Transition in Haiti
A TURBULENT past still beclouds Haiti, but the first-ever peaceful transfer of power to a popularly elected president could portend a brighter future.
Rene Preval took office last week with some notable strengths. He has the unequivocal backing of the wildly popular Jean-Bertrand Aristide, whose own five-year term as president was spent mostly in exile in the United States. Mr. Preval has long served as Mr. Aristide's top aide and confidant.
His major challenge in office will be to institute the market-oriented economic reforms that Aristide never got around to. The Haitian economy needs to be freed of tight government controls before foreign investors, lured by the country's plenteous cheap labor, will come in.

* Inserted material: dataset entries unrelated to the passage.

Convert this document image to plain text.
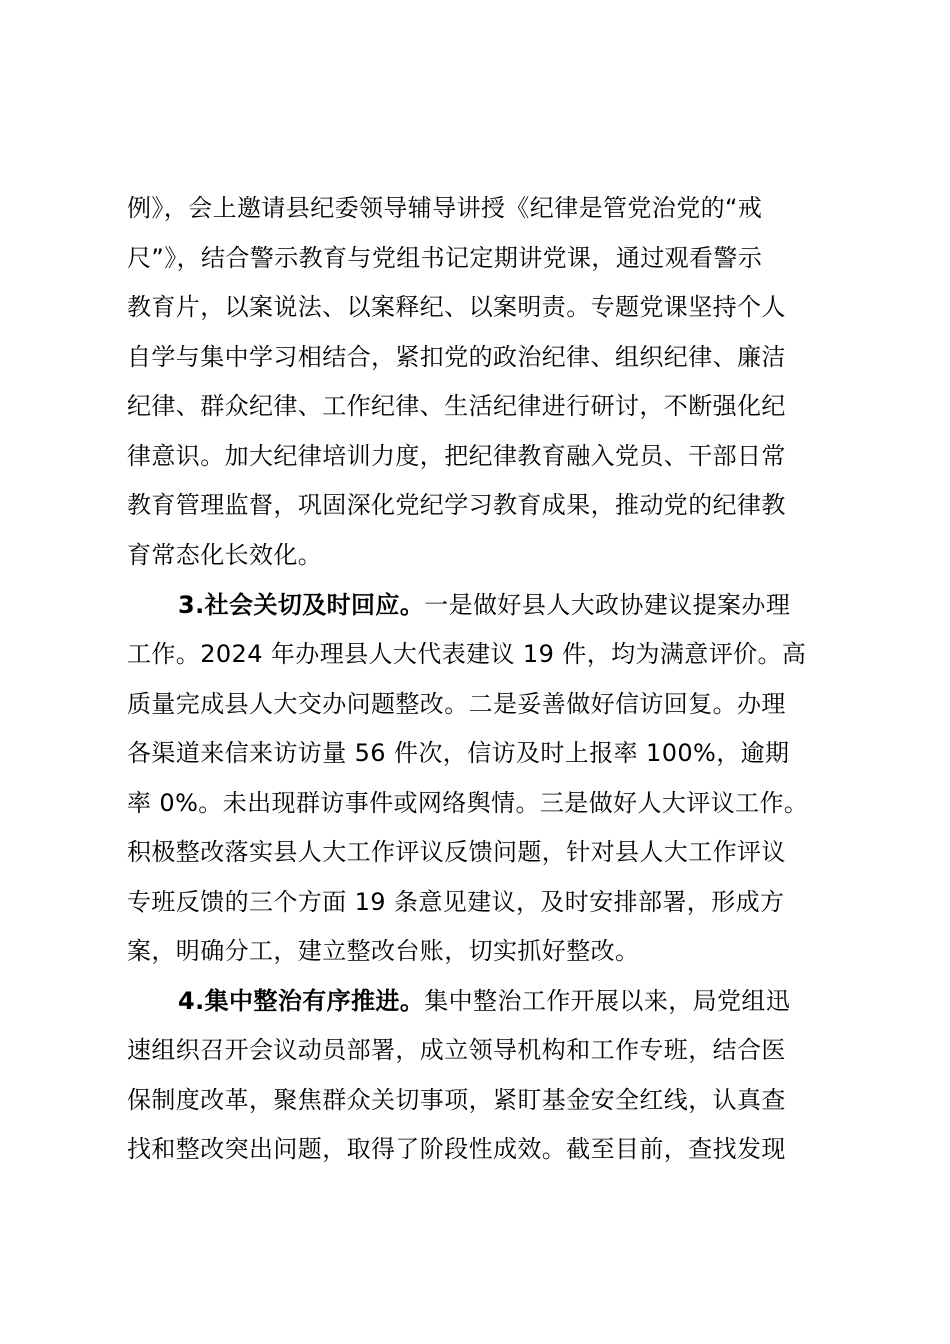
例》，会上邀请县纪委领导辅导讲授《纪律是管党治党的“戒
尺”》，结合警示教育与党组书记定期讲党课，通过观看警示
教育片，以案说法、以案释纪、以案明责。专题党课坚持个人
自学与集中学习相结合，紧扣党的政治纪律、组织纪律、廉洁
纪律、群众纪律、工作纪律、生活纪律进行研讨，不断强化纪
律意识。加大纪律培训力度，把纪律教育融入党员、干部日常
教育管理监督，巩固深化党纪学习教育成果，推动党的纪律教
育常态化长效化。
3.社会关切及时回应。一是做好县人大政协建议提案办理
工作。2024 年办理县人大代表建议 19 件，均为满意评价。高
质量完成县人大交办问题整改。二是妥善做好信访回复。办理
各渠道来信来访访量 56 件次，信访及时上报率 100%，逾期
率 0%。未出现群访事件或网络舆情。三是做好人大评议工作。
积极整改落实县人大工作评议反馈问题，针对县人大工作评议
专班反馈的三个方面 19 条意见建议，及时安排部署，形成方
案，明确分工，建立整改台账，切实抓好整改。
4.集中整治有序推进。集中整治工作开展以来，局党组迅
速组织召开会议动员部署，成立领导机构和工作专班，结合医
保制度改革，聚焦群众关切事项，紧盯基金安全红线，认真查
找和整改突出问题，取得了阶段性成效。截至目前，查找发现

Some of that investment could come from Haiti's huge diaspora, mostly in the US, many of whom have prospered and have the means to help their impoverished homeland.
Unless the business climate is reversed, vast unemployment could stymie even the most popular government. The socialism formerly professed by Aristide and Preval has to be firmly shelved.

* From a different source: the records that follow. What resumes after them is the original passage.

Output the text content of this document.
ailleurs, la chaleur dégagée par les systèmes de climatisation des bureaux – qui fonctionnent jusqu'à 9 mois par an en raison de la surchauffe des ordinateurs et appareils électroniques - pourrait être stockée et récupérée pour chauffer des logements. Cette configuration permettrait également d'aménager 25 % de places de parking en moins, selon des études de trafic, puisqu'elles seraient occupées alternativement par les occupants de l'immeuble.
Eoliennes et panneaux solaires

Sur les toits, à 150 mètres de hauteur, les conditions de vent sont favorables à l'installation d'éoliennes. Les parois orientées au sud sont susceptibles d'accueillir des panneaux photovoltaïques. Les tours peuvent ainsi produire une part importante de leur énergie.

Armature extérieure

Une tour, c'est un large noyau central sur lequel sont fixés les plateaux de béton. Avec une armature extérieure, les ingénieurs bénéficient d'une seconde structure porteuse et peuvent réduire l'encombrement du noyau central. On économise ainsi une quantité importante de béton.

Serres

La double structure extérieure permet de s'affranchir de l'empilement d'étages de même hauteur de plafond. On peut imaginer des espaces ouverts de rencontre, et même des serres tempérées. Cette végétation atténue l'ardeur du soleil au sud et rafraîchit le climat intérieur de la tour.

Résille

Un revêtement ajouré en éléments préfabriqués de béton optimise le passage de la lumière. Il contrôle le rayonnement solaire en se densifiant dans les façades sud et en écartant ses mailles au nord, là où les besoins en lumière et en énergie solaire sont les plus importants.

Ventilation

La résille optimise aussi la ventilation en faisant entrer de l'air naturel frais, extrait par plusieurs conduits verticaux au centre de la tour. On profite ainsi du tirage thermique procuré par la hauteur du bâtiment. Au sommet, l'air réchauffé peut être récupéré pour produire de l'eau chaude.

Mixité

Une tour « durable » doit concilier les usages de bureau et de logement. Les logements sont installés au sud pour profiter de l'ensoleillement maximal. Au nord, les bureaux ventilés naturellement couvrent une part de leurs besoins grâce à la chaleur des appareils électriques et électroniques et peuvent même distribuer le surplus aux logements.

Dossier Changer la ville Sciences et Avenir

Aristide's last-minute move to reestablish diplomatic relations with Cuba may cast doubts on Haiti's direction. But that, we hope, was more an affirmation of independence than an endorsement of Castro economics.
Preval has struck a pragmatic note in the key relationship with Washington. He understands political realities, and why the US troops that have helped keep peace in Haiti are sure to depart on schedule this spring. But he has been able to negotiate a six-month extension of the United Nations presence. That's an important accomplishment, giving his administration some bonus time to build stability.
It shouldn't be forgotten, either, that Preval got 88 percent of the vote in December's election. He and Aristide, who won't be very far in the background during Preval's tenure, have a mandate. May they use it wisely to serve Haiti's long-suffering people.